Über die deutschen Doppelwörter

Neuntes Postskript

eingestellt: 29.6.2007

Nachschriften zu dem Novemberbrief über die weiblichen Bestimmwörter auf e mit n im Plural und zu dem Dezemberbrief über heit, keit, schaft, ung, ion

 
Baireuth den 30. August 1819

Ewig Verehrte! Vom Wetter sag ich kein Wort; indes ist übermorgen wenigstens Egydiustag. –

Herr Hofrat Thiersch macht die wichtige Bemerkung gegen mich, daß das S sonst auch die weiblichen Genitive bezeichnet habe; er beruft sich auf die englische Sprache, auf die weiblichen Eigennamen (z. B. Marias, Mariens) und auf Überbleibsel wie Nachts. Noch mehr wird das übermütige S in seinen Anfoderungen, allen weiblichen Wesen des November- und Dezemberbriefes bei ihren Trauungen gleichsam die Schleppe zu tragen oder anzuheften, durch Voß (in seiner Zeitmessung etc.) und Grotefend und andere bestärkt, welche sämtlich behaupten, daß das Zisch-S an sich, ohne alle Rücksicht auf einen Zeugefall, überhaupt ein Zeichen, einen Schlangenring der Verbindung bei Doppelwörtern vorstelle. Daher ist es denn kein Wunder, daß der Buchstabe ungescheuet auch in den Sammwörtern eines scheinbaren Dativs sich ordnungsgemäß und wahrheitswidrig einstellt.

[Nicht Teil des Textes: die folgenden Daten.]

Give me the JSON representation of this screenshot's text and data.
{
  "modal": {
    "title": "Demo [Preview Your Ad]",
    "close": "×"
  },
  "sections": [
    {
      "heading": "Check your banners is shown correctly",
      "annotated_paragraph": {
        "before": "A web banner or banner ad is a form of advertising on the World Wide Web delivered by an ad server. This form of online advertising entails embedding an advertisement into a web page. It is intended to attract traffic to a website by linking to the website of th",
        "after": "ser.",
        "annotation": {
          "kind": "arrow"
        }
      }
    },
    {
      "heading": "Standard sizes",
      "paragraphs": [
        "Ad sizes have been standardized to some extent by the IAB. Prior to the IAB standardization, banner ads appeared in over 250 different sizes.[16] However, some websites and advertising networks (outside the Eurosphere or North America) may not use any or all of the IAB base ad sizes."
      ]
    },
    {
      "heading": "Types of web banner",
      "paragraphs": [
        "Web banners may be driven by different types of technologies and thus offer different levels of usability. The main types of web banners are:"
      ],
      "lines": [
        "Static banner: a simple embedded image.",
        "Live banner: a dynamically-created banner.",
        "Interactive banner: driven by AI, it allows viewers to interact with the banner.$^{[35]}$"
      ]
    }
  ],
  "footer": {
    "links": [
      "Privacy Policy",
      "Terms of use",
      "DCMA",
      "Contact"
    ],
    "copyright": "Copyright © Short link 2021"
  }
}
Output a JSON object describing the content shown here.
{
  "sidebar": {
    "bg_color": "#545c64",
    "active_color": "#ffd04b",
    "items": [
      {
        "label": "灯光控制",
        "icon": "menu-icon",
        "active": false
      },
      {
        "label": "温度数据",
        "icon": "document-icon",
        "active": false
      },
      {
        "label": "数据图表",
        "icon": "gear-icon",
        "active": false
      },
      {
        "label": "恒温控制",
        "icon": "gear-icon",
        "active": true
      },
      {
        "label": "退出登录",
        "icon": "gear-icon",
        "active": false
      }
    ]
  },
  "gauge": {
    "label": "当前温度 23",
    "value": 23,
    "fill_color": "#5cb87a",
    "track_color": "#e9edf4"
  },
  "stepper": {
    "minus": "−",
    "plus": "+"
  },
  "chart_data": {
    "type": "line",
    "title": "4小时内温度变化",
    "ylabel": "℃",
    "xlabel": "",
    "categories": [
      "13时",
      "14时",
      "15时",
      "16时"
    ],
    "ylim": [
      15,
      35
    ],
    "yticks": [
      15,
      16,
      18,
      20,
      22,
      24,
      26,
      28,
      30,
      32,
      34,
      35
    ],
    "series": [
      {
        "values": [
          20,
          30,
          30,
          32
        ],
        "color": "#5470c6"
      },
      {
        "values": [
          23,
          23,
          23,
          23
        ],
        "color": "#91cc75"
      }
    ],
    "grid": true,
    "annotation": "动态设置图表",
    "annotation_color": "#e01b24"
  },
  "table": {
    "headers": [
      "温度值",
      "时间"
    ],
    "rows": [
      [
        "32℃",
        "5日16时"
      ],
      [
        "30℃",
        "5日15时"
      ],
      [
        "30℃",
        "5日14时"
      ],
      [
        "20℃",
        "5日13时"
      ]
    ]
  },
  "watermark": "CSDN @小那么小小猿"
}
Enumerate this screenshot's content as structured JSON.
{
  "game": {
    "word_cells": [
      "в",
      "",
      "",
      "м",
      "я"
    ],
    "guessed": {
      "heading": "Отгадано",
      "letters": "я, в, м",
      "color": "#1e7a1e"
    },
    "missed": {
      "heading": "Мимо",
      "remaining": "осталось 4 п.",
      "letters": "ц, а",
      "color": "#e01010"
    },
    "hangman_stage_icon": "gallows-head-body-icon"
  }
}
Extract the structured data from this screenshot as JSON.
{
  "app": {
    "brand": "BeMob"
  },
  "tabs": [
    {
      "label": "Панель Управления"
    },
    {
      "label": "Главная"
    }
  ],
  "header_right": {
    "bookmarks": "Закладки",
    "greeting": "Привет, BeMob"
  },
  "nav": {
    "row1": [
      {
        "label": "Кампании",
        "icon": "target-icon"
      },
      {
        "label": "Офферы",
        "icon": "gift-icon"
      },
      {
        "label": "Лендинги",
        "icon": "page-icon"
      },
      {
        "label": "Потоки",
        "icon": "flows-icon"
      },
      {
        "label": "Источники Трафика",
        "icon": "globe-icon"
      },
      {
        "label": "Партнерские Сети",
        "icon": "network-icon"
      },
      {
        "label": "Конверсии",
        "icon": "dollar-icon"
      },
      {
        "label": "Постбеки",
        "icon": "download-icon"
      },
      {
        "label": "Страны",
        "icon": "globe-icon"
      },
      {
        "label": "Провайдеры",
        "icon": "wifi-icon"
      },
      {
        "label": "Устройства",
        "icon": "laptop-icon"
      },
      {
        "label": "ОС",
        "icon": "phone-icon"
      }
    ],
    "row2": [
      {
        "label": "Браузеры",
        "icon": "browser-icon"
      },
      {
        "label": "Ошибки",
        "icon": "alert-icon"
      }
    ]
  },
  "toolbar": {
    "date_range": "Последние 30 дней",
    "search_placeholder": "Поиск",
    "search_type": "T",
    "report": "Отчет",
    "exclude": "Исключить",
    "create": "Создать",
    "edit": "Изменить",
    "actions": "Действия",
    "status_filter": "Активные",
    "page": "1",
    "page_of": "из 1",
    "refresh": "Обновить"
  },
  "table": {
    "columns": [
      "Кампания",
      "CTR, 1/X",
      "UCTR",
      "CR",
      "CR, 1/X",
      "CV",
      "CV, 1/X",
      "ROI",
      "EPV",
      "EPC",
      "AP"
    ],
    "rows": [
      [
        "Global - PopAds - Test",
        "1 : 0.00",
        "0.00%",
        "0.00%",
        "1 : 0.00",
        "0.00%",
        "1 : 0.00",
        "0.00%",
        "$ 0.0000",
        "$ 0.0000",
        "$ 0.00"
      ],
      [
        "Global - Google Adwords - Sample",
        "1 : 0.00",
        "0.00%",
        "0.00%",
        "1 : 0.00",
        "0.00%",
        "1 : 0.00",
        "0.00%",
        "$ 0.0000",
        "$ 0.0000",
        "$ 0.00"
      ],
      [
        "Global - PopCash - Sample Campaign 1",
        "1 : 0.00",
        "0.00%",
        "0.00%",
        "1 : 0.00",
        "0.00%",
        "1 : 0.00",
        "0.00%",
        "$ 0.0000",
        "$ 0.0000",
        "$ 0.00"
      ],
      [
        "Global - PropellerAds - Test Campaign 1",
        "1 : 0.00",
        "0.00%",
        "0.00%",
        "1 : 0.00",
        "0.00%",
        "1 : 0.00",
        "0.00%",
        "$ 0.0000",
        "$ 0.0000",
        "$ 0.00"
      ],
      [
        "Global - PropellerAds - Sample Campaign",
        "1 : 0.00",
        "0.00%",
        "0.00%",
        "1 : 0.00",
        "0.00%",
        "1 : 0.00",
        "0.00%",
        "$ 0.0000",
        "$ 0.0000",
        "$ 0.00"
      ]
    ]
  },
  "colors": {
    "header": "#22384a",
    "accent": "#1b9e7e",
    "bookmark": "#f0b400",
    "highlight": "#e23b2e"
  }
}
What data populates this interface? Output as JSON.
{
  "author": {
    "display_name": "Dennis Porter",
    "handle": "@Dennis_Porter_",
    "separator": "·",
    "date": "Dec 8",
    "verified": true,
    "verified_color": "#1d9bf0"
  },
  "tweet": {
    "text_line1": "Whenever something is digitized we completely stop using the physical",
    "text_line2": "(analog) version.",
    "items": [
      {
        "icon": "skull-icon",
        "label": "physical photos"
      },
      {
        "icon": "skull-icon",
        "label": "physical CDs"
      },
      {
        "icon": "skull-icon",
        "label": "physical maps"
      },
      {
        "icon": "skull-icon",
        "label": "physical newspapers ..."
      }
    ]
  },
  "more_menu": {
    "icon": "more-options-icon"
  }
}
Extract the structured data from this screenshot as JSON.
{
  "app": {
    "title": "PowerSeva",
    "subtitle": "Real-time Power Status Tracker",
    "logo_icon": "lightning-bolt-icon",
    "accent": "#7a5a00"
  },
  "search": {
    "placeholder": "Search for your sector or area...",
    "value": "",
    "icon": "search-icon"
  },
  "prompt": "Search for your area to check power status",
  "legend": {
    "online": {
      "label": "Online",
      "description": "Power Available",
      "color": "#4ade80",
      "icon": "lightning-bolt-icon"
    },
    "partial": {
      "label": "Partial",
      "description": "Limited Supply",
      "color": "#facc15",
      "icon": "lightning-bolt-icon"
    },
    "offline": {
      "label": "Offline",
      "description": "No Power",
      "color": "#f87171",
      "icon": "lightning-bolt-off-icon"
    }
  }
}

Auf letztes antwort ich nichts, sondern ich frage mehr grimmig als ruhig: »Wenn diese fatale Schlange von S überall umwinden und verbinden kann: warum ist sie denn in mehr als 30 000 Ritzen und Spalten von Doppelwörtern nicht?«

Desto gesetzter versetz ich auf das Übrige: aber das S-Cicisbeat weiblicher Wörter ist doch jetziger Zeit abgeschafft. Wir sagen wohl Nachts, aber doch nicht Nachtszeit. Die Endsylbe Heit, die sonst (nach Grimm) männlich war, ist es jetzo aber nicht mehr. Die neuen Wortbildungen sind nicht der Ausnahme von Liebesbrief und von der noch irrigern Hülfsquelle, sondern der Regel gehorsam und geben mir Wonnegefühl, Wärme- und Kältegrad, Liebeleben, Gütesinn, Erntefest, Rachegöttin. Heit und vermutlich Keit bedeuteten sonst eine Person; aber auch die Endsylbe in kommt von Inne, eine Frau, und er von Er, ein Mann; dessen ungeachtet setzt man ohne S bei in Schäferin-Kleid, Königin-Mutter zusammen, und ohne eines bei er (nach der sechsten Klasse) Herrscher- und Kaisermantel zusammen. – Wozu vollends sollen übellautende Wörter von weit mehr Kometenschweif als Kometenkern, wie Wissenschaftlichkeit, etwa in Wissenschaftlichkeitsliebe, noch in ein  S oder  Z ausschnarren, da Bau und Länge sie schon genugsam abscheiden vom Grundworte? Müssen doch vielgliedrige, noch dazu aus Einsylben zusammengewachsene Sammwörter ohne alle S voneinander abstehen, wie z. B. in der neuern Schwefeldampfbadanstalt oder im Nußbaumholzastloch!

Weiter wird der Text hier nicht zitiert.